Ein Plädoyer für noch mehr Tatendrang bei der Digitalisierung der öffentlichen Verwaltung hielt heute NRW-Digitalminister Prof. Dr. Andreas Pinkwart in seiner Eröffnungsrede des Kongresses “e-nrw”, der mit über 600 Teilnehmern in Neuss stattfindet.

Nachdem man in der Vergangenheit viele Jahre bei der Digitalisierung der öffentlichen Verwaltung auf allen Ebenen nicht richtig vorangekommen sei, habe man in letzter Zeit gelernt, “dass es sich lohnt, einfach mal anzufangen”, erklärte Pinkwart. Man müsse einfach mit einem Projekt loslegen und Dinge ausprobieren und schnell in die Umsetzung bringen, “wissend, dass am Anfang nicht alles perfekt sein kann”, so der Minister weiter. Hier beobachte er in vielen Kommunen, nicht nur den vom Land geförderten Modellkommunen, dass in NRW in jüngster Zeit einiges nach diesem Prinzip an den Start gebracht worden sei. Dies sei umso wichtiger, da sich die Erwartungshaltung der Bürger im Zuge der Digitalisierung sämtlicher Lebensbereiche auch gegenüber der Verwaltung verändert habe. “Die Bürger müssen spüren, dass sich etwas bewegt”, sagte er im Hinblick auf den Ausbau digitaler Verwaltungsservices in den Kommunen. Das Onlinezugangsgesetz (OZG) ist für den Digitalminister eine gute gesetzliche Grundlage, deren aktuelle Umsetzung (Frist bis Ende 2022) für ihn zu diesem Zeitpunkt allerdings noch ein “Loch Ness”.

Digitalstrategie “nicht in Stein gemeißelt”

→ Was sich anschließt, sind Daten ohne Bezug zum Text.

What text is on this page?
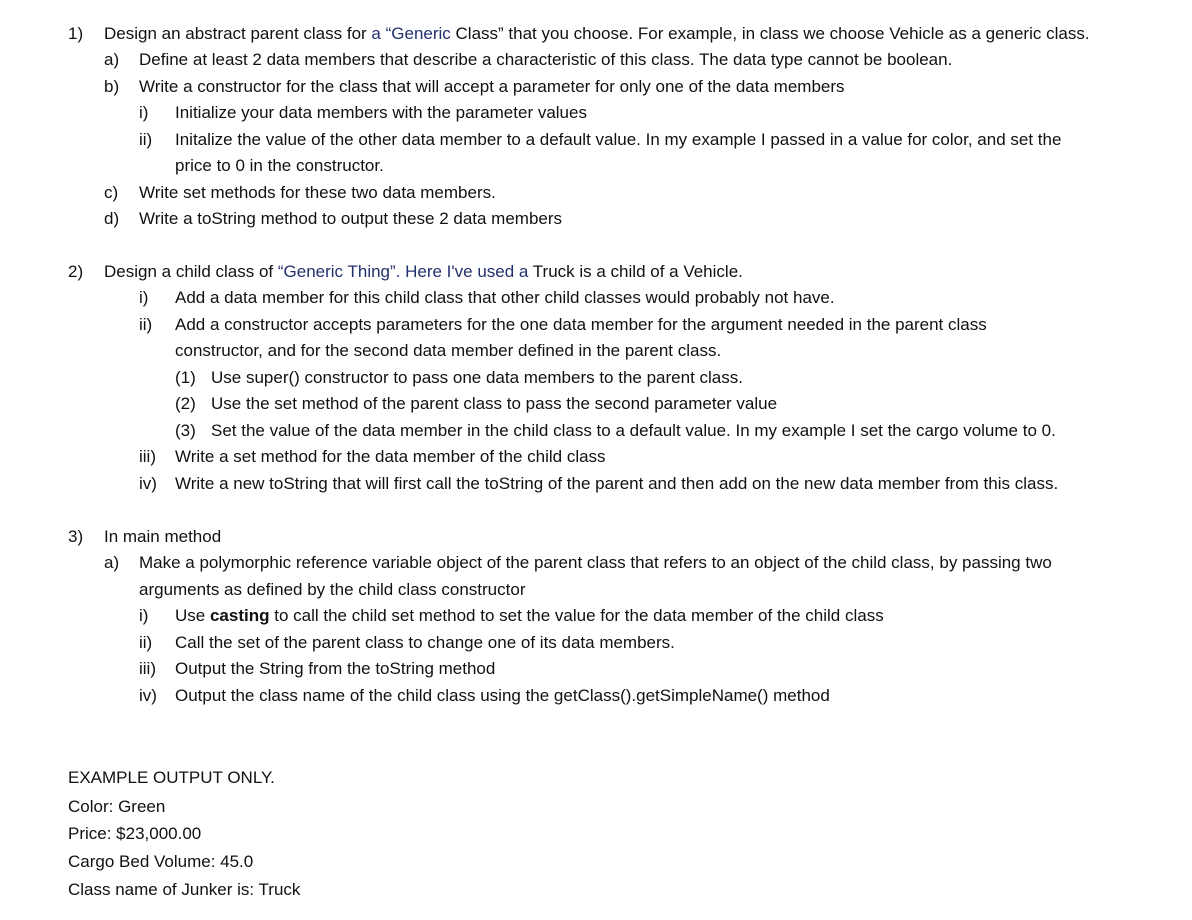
1) Design an abstract parent class for a “Generic Class” that you choose. For example, in class we choose Vehicle as a generic class.
a) Define at least 2 data members that describe a characteristic of this class. The data type cannot be boolean.
b) Write a constructor for the class that will accept a parameter for only one of the data members
i) Initialize your data members with the parameter values
ii) Initalize the value of the other data member to a default value. In my example I passed in a value for color, and set the
price to 0 in the constructor.
c) Write set methods for these two data members.
d) Write a toString method to output these 2 data members
2) Design a child class of “Generic Thing”. Here I've used a Truck is a child of a Vehicle.
i) Add a data member for this child class that other child classes would probably not have.
ii) Add a constructor accepts parameters for the one data member for the argument needed in the parent class
constructor, and for the second data member defined in the parent class.
(1) Use super() constructor to pass one data members to the parent class.
(2) Use the set method of the parent class to pass the second parameter value
(3) Set the value of the data member in the child class to a default value. In my example I set the cargo volume to 0.
iii) Write a set method for the data member of the child class
iv) Write a new toString that will first call the toString of the parent and then add on the new data member from this class.
3) In main method
a) Make a polymorphic reference variable object of the parent class that refers to an object of the child class, by passing two
arguments as defined by the child class constructor
i) Use casting to call the child set method to set the value for the data member of the child class
ii) Call the set of the parent class to change one of its data members.
iii) Output the String from the toString method
iv) Output the class name of the child class using the getClass().getSimpleName() method
EXAMPLE OUTPUT ONLY.
Color: Green
Price: $23,000.00
Cargo Bed Volume: 45.0
Class name of Junker is: Truck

Vom Geist der permanenten Fortschreibung und Weiterentwicklung sei auch die im April 2019 verabschiedete Digitalstrategie des Landes NRW getragen, in der 44 Teilziele in allen von der Digitalisierung betroffenen Bereichen (nicht nur öffentliche Verwaltung) festgelegt wurde. Diese seien jedoch “nicht in Stein gemeißelt”, so Pinkwart. Vielmehr sei man in ständiger Diskussion mit den beteiligten Akteuren, um neue Herausforderungen zu identifizieren und ggf. für die Strategie aufzugreifen. Allen Beteiligten müsse angesichts der disruptiven Entwicklung klar sein: “Wir sind auf einem Weg, dessen Verlauf nach vorne offen ist.” Wichtig sei es jedoch, bei diesem Prozess “proaktiv in der Vorhand zu bleiben”. Daher sei es wichtig, mutig voranzugehen und insbesondere auch die Möglichkeiten der Kooperation und des Austausches zu nutzen. “Wir sollten offen bleiben für das, was der Nachbar macht”, erklärte der Minister. Dabei müsse man insbesondere auch ins Auge fassen, das, was gut ist, günstig zu übernehmen. Dieses Prinzip werde auch in den fünf Modellkommunen des Landes verfolgt, die ihre Ergebnisse im Nachgang allen anderen NRW-Kommunen zur Verfügung stellen müssen.